O que você pode fazer para melhorar a dor de seu filho?

Especialistas destacam que não deve ser responsabilidade dos pacientes melhorar o atendimento que recebem. Nos últimos anos vem sendo feito um esforço de pesquisadores, hospitais e legisladores para ajudar os profissionais médicos a tomar mais consciência de seus vieses –que todo o mundo possui— e mudar seu comportamento de acordo.

"Mas essas coisas levam tempo", disse Wyatt. Enquanto isso, há estratégias que podem ajudar os pais no hospital:

Registre tudo.
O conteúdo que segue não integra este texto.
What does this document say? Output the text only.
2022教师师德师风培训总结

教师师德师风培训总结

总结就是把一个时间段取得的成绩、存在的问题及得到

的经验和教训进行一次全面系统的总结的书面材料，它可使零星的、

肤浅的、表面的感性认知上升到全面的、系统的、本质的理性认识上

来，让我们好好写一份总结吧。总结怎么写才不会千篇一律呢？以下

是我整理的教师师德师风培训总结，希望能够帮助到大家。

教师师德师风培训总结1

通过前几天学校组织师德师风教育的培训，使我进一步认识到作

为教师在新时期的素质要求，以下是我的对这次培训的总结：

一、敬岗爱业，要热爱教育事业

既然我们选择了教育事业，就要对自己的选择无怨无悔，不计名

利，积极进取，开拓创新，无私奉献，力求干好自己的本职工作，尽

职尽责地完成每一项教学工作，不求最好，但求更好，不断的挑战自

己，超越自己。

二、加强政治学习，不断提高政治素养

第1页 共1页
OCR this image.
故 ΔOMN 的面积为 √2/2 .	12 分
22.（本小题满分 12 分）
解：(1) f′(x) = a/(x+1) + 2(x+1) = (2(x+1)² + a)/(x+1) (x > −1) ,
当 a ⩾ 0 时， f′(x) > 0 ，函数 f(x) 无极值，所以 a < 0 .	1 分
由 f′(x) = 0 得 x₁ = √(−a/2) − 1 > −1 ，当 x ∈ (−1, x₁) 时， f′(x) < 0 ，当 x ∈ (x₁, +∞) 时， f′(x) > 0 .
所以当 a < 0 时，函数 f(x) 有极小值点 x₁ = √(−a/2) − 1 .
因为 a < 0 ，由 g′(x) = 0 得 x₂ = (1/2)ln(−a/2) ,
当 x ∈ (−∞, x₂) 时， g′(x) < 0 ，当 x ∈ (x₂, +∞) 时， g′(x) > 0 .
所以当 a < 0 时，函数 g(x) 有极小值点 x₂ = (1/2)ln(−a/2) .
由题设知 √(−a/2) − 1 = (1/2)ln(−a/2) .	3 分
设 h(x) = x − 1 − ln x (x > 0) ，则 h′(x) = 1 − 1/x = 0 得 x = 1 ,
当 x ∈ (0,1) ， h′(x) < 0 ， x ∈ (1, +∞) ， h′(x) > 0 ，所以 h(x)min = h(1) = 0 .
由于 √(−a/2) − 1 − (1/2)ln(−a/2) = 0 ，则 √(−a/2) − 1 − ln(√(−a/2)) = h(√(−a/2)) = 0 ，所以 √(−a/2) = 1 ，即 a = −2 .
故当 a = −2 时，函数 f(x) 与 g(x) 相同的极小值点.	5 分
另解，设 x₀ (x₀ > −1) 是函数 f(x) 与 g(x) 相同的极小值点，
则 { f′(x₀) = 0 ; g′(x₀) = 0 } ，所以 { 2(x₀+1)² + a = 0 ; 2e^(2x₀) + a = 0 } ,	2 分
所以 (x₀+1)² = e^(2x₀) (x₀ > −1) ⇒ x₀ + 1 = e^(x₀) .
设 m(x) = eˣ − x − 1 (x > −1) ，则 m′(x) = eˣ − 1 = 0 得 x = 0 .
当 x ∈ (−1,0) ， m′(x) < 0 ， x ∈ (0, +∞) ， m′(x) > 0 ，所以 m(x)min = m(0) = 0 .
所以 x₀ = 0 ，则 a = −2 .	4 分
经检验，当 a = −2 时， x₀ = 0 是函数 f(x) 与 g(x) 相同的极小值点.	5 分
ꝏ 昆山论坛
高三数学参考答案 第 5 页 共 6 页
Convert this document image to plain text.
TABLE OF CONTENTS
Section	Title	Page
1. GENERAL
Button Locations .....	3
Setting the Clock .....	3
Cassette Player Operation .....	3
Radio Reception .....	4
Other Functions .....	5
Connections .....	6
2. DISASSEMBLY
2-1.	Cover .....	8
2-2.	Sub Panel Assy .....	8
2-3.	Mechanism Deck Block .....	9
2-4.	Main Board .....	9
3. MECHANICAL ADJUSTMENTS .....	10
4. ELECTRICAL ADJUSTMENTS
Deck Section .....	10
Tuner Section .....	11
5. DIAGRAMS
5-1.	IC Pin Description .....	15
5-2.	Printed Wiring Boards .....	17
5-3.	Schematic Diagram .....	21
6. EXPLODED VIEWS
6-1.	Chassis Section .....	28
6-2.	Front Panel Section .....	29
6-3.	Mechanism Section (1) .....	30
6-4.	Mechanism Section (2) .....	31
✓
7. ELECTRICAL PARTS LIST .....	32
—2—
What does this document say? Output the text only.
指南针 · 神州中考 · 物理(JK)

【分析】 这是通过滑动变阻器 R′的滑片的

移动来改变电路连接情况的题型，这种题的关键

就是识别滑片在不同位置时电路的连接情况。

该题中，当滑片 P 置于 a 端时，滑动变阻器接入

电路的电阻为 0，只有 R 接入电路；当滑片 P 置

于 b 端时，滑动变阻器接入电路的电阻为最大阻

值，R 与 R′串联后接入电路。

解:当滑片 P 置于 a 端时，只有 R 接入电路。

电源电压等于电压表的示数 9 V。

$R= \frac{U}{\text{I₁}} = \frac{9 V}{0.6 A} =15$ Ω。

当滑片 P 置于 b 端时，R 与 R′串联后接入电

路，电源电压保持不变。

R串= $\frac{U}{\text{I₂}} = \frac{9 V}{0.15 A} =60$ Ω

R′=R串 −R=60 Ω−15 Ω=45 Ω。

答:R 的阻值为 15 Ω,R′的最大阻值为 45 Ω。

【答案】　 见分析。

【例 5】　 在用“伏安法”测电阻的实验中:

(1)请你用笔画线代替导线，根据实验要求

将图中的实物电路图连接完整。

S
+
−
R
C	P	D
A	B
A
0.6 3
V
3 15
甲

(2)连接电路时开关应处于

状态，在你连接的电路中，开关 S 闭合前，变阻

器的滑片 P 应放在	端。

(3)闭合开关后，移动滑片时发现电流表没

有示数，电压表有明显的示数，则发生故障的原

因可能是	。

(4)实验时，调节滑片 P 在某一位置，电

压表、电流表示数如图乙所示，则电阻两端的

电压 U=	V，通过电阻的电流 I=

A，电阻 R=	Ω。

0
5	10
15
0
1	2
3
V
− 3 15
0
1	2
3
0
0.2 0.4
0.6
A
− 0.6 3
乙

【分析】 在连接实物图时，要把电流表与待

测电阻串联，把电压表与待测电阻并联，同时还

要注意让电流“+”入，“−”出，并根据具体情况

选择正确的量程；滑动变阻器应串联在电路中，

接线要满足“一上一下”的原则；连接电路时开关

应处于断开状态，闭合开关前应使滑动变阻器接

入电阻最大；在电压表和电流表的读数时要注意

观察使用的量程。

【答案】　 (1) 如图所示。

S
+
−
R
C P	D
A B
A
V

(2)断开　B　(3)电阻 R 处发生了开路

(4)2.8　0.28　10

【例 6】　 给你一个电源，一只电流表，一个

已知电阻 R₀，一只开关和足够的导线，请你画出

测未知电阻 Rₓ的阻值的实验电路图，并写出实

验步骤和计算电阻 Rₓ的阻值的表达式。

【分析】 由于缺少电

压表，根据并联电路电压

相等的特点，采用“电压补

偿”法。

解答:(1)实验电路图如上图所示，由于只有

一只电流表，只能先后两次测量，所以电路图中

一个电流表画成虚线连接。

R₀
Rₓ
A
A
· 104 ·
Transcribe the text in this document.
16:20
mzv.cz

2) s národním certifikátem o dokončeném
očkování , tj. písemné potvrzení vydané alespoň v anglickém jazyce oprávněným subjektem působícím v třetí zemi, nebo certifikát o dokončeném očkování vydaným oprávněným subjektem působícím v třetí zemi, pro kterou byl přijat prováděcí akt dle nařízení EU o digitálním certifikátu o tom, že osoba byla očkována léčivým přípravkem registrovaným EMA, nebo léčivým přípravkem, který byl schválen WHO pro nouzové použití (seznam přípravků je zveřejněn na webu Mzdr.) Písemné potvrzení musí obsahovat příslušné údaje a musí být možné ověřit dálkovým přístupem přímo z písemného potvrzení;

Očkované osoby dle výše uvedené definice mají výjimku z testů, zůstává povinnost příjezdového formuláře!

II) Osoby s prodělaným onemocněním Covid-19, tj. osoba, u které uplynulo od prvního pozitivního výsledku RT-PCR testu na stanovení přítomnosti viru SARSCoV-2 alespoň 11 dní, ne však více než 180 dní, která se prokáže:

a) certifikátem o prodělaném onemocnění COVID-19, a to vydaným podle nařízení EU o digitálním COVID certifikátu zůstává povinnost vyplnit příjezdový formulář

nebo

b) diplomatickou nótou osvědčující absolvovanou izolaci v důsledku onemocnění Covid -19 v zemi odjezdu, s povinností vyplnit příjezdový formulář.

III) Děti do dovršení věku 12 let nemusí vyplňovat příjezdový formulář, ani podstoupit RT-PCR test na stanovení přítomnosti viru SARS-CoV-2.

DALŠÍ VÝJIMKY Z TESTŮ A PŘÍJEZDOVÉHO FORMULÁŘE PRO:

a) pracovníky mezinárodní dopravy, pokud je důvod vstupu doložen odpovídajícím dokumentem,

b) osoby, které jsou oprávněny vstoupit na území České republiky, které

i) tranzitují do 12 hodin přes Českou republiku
Anote os medicamentos de seu filho, seus sintomas e os dados de contato do pediatra. Transmita essas informações aos médicos e enfermeiros. Isso vai ajudá-los a avaliar mais rapidamente o tipo de assistência que seu filho necessita. Isso é especialmente útil se seu filho tem um problema crônico e toma medicamentos regularmente.

Conheça os profissionais do hospital. Vanessa Finch, de Fort Lauderdale, Flórida, cujo filho Kahleeb Beckett morreu aos 24 anos durante uma crise de anemia falciforme no hospital, disse que quando Kahleeb era pequeno ela encontrou maneiras de aproximar-se dos profissionais do hospital.

"Eu trabalhava como voluntária. Fiquei amiga das assistentes sociais. Vivia conversando com os médicos. Tudo isso faz uma diferença", ela comentou. Ela descobriu que quando os médicos e enfermeiros sentiam uma ligação mais pessoal com seu filho, que era negro, demonstravam mais empatia em relação à dor dele.

Procure aliviar a ansiedade de seu filho. Estudos revelam uma ligação estreita entre ansiedade e dor, e algumas táticas simples podem ajudar a reduzir a ansiedade e diminuir a percepção de dor. Você pode pedir a seu filho para imaginar um lugar favorito, ouvir um exercício de imaginação guiada ou lhe propor coisas que distraiam sua atenção, como música ou um vídeo. Pode usar essas estratégias enquanto vocês aguardam o atendimento.

Respire fundo. "Sabemos que a aflição sentida pelos pais diante da dor de seu filho no setor de emergência realmente impacta como seu filho vivencia a dor e como ele reage ao tratamento", disse Emily Law, autora de um estudo recente sobre tratamento de enxaqueca em adolescentes e professora de anestesiologia na Universidade de Washington.

Portanto, faça o que puder para se conservar calmo, quer seja fazer respirações fundas ou sair da sala de exames para telefonar a uma amiga para pedir apoio.

Se for preciso, registre uma queixa. Se você sentir que seu filho não foi atendido corretamente, peça para falar com uma assistente social do hospital ou escreva uma queixa para cobrar responsabilidade do hospital.